After nearly four years of negotiations, the European Parliament, Council of Ministers, and European Commission have reached an agreement about overhauls to the EU data protection regime. The comprehensive data protections will consist of a General Data Protection Regulation (GDPR),which governs personal data in the private sector, and a Data Protection Directive, which addresses police and criminal justice use of personal data. The GDPR will apply to all companies that offer services in the EU or monitor behavior of data subjects in the EU and will bring major changes to how companies address data protection and the use of European citizens’ personal data.
- Companies will face new data breach reporting requirements.
- If a company collects information from many consumers or processes certain sensitive information on a large scale, then the company must appoint a data protection officer.
- Violating the GDPR can result in penalties of up to 4% of annual worldwide revenue.
- Data processors and data controllers will both face new liabilities.
- Businesses will interact with a single supervisory authority for data protection.
- Individuals can learn how businesses process their data with greater ease and clarity.
- Consumers will have a right to transfer personal data between service providers.
- A “right to be forgotten,” that is, deletion of data that individuals no longer want processed, will be included.
Further information on a variety of the proposals, including the establishment and interaction of the supervisory authorities and the right to be forgotten, is needed to understand the extent of the GDPR’s effect.
The European Parliament’s Civil Liberties Committee approved the EU data protection regime agreements on December 17. The European Parliament will next vote on the GDPR and the Data Protection Directive.
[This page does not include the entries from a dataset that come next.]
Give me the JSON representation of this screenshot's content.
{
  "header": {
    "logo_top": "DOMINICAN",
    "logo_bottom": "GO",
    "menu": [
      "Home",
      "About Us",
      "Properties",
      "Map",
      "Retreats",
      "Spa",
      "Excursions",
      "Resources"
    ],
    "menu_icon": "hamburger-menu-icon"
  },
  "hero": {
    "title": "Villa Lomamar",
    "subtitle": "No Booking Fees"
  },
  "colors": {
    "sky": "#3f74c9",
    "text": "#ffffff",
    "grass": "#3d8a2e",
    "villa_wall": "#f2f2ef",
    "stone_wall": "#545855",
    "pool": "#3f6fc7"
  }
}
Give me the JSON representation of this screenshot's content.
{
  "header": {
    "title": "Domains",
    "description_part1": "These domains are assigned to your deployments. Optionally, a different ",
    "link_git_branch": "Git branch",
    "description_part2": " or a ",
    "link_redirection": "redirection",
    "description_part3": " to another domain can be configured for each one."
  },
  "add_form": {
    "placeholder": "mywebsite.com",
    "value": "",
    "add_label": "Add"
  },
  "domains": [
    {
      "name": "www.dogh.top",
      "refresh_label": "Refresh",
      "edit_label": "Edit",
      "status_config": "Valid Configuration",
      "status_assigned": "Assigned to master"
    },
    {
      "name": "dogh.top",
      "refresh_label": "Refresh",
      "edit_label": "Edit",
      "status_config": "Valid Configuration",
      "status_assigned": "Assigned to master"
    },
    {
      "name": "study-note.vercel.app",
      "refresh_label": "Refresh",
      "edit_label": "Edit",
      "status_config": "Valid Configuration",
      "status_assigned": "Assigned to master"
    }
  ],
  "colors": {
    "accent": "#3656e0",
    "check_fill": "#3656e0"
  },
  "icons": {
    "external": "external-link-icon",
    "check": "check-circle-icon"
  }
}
EU member states will then take any approved data protection agreements and implement the provisions into their own national laws.
Since the European Commission and Parliament first announced their intentions to reform the data protection regime in 2011–2012 and tension hit US-EU data transfers, there has been increased pressure to reevaluate the protection of EU citizens’ personal data. The EU has spent nearly four years negotiating how to turn the 28 EU member states’ varying concepts of privacy and effective data protection regimes into one uniform system. Slated to take effect in 2018, the proposed new EU data protection regime is a turning point in data protection policy that is sure to have a big effect on consumers and businesses alike.